Ekonom Senior INDEF, Aviliani, menyoroti bahwa saat ini banyak masyarakat kelas menengah ke bawah di Indonesia yang hidup dari pinjaman, terutama melalui layanan pinjaman online. Menurutnya, mereka yang tidak memiliki akses ke lembaga perbankan tradisional (non-bankable) sering kali menggunakan pinjaman ini untuk kebutuhan dasar seperti makan. Namun, banyak yang akhirnya tidak mampu membayar utang tersebut.
Aviliani menambahkan bahwa kelompok ini tidak mendapatkan Bantuan Langsung Tunai (BLT) karena digolongkan sebagai kelas menengah, meskipun kenyataannya mereka masih berjuang memenuhi kebutuhan sehari-hari. Hal ini mempertegas bahwa kemiskinan struktural, di mana pendapatan seseorang sedikit di atas garis kemiskinan tetapi tetap jauh di bawah standar hidup rata-rata masyarakat, semakin kentara di Indonesia.
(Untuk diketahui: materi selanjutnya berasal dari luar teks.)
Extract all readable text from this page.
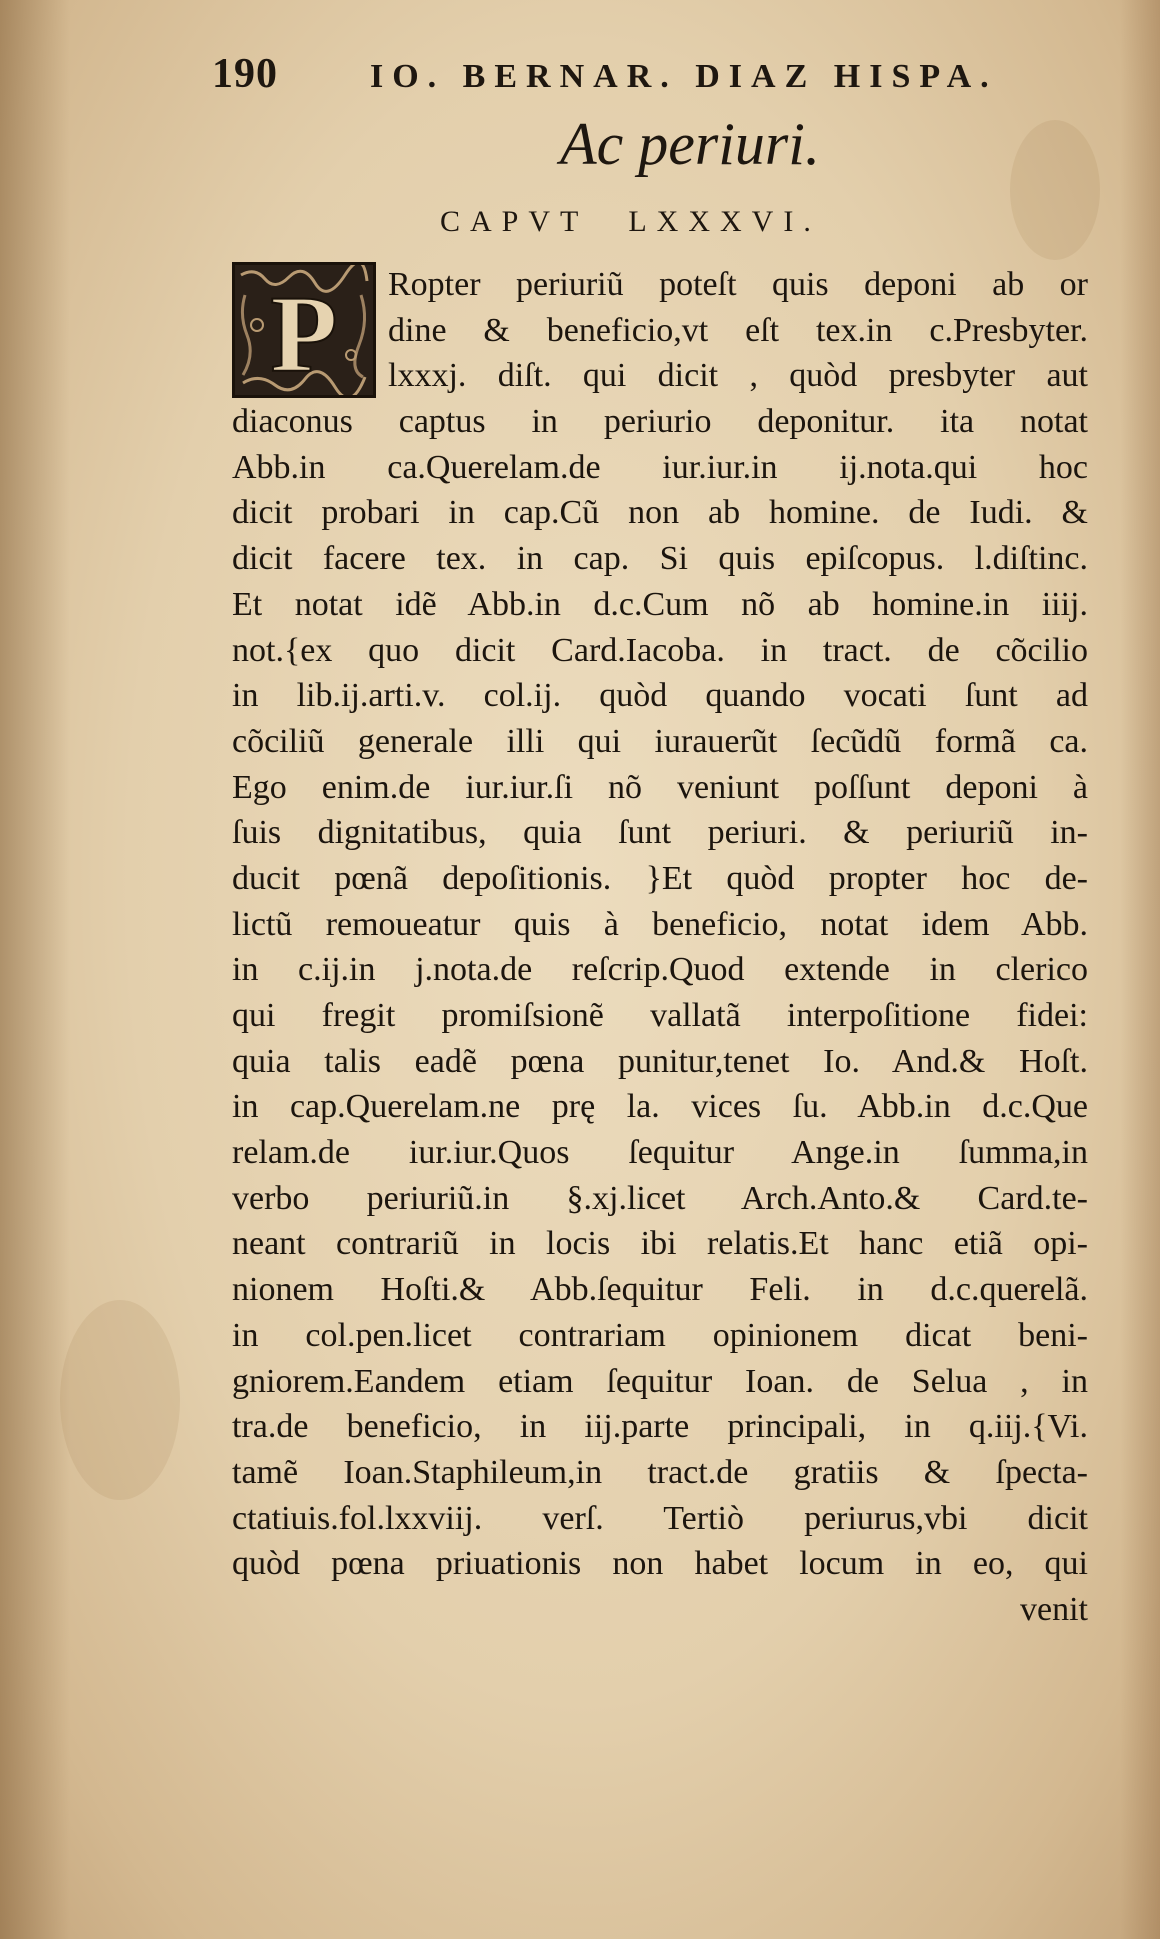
190	IO. BERNAR. DIAZ HISPA.
Ac periuri.
CAPVT LXXXVI.
Ropter periuriũ poteſt quis deponi ab or
dine & beneficio,vt eſt tex.in c.Presbyter.
lxxxj. diſt. qui dicit , quòd presbyter aut
diaconus captus in periurio deponitur. ita notat
Abb.in ca.Querelam.de iur.iur.in ij.nota.qui hoc
dicit probari in cap.Cũ non ab homine. de Iudi. &
dicit facere tex. in cap. Si quis epiſcopus. l.diſtinc.
Et notat idẽ Abb.in d.c.Cum nõ ab homine.in iiij.
not.{ex quo dicit Card.Iacoba. in tract. de cõcilio
in lib.ij.arti.v. col.ij. quòd quando vocati ſunt ad
cõciliũ generale illi qui iurauerũt ſecũdũ formã ca.
Ego enim.de iur.iur.ſi nõ veniunt poſſunt deponi à
ſuis dignitatibus, quia ſunt periuri. & periuriũ in-
ducit pœnã depoſitionis. }Et quòd propter hoc de-
lictũ remoueatur quis à beneficio, notat idem Abb.
in c.ij.in j.nota.de reſcrip.Quod extende in clerico
qui fregit promiſsionẽ vallatã interpoſitione fidei:
quia talis eadẽ pœna punitur,tenet Io. And.& Hoſt.
in cap.Querelam.ne prę la. vices ſu. Abb.in d.c.Que
relam.de iur.iur.Quos ſequitur Ange.in ſumma,in
verbo periuriũ.in §.xj.licet Arch.Anto.& Card.te-
neant contrariũ in locis ibi relatis.Et hanc etiã opi-
nionem Hoſti.& Abb.ſequitur Feli. in d.c.querelã.
in col.pen.licet contrariam opinionem dicat beni-
gniorem.Eandem etiam ſequitur Ioan. de Selua , in
tra.de beneficio, in iij.parte principali, in q.iij.{Vi.
tamẽ Ioan.Staphileum,in tract.de gratiis & ſpecta-
ctatiuis.fol.lxxviij. verſ. Tertiò periurus,vbi dicit
quòd pœna priuationis non habet locum in eo, qui
venit
P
Perubahan Kelas Menengah dan Dampak Ekonomi
Aviliani juga menyebutkan bahwa banyak kelas menengah yang terdampak oleh Pemutusan Hubungan Kerja (PHK), terutama akibat pandemi Covid-19 dan efisiensi di era digitalisasi. Menurutnya, tantangan ini harus menjadi perhatian serius bagi pemerintahan Presiden Prabowo Subianto. Meski ada inisiatif seperti Kartu Prakerja di era Presiden Joko Widodo, dampaknya dinilai belum cukup signifikan dalam mengatasi masalah ini.
Kemiskinan Ekstrem Menurun, Tantangan Baru Muncul
Di sisi lain, tingkat kemiskinan ekstrem di Indonesia telah menurun secara signifikan dalam 10 tahun terakhir, dari 7,9% pada 2014 menjadi hanya 0,8% pada 2024, menurut data Badan Pusat Statistik. Kemiskinan ekstrem ini mencerminkan ketidakmampuan masyarakat dalam memenuhi kebutuhan dasar seperti pangan, air bersih, kesehatan, pendidikan, dan akses informasi.
Pemerintah berhasil menurunkan angka kemiskinan ekstrem ini melalui tiga strategi utama: mengurangi beban pengeluaran masyarakat, mengurangi kantong-kantong kemiskinan, dan meningkatkan pendapatan masyarakat melalui pemberdayaan ekonomi. Namun, tantangan baru muncul, di mana bantuan kepada masyarakat masih perlu dikaji ulang agar benar-benar efektif menjangkau mereka yang membutuhkan.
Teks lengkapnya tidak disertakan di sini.